Job prospects. In many geographic areas, construction laborers—especially for those with limited skills—will experience competition because of a plentiful supply of workers who are willing to work as day laborers. Overall opportunities will be best for those with experience and specialized skills and for those who can relocate to areas with new construction projects. Opportunities also will be better for laborers specializing in road construction.

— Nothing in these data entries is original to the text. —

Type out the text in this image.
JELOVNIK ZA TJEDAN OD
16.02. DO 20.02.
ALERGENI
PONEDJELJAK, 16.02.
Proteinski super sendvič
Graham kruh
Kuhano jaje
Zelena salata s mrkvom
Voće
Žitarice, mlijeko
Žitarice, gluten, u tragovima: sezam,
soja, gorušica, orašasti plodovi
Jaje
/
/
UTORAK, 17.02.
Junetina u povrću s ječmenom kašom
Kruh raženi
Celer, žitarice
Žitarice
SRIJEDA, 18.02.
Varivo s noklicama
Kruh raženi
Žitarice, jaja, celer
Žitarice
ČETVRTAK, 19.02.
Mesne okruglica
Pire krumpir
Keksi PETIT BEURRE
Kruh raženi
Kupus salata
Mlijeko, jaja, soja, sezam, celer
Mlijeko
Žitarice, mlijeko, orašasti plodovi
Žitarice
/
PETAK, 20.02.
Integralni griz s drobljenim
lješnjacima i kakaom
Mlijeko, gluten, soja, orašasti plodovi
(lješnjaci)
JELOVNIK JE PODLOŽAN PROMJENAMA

Employment of construction laborers, like that of many other construction workers, is sensitive to the fluctuations of the economy. On the one hand, workers in these trades may experience periods of unemployment when the overall level of construction falls. On the other hand, shortages of these workers may occur in some areas during peak periods of building activity.

Projections Data

Projections data from the National Employment Matrix
Occupational Title SOC Code Employment, 2008 Projected
Employment, 2018
Number Percent
Construction laborers 47-2061 1,248,700 1,504,600 255,900 20
NOTE: Data in this table are rounded.

Earnings for Construction Workers

Median hourly wages of wage and salary construction laborers in May 2008 were $13.71. The middle 50 percent earned between $10.74 and $18.57. The lowest 10 percent earned less than $8.67, and the highest 10 percent earned more than $25.98. Median hourly wages in the industries employing the largest number of construction laborers were as follows:

Nonresidential building construction $14.95
Other specialty trade contractors 13.81
Residential building construction 13.79
Foundation, structure, and building exterior contractors 13.35
Employment services 10.80

Earnings for construction laborers can be reduced by poor weather or by downturns in construction activity, which sometimes result in layoffs. Apprentices or helpers usually start out earning about 60 percent of the wage paid to experienced workers. Pay increases as apprentices gain experience and learn new skills.

Some laborers—about 14 percent—belong to a union, mainly the Laborers’ International Union of North America.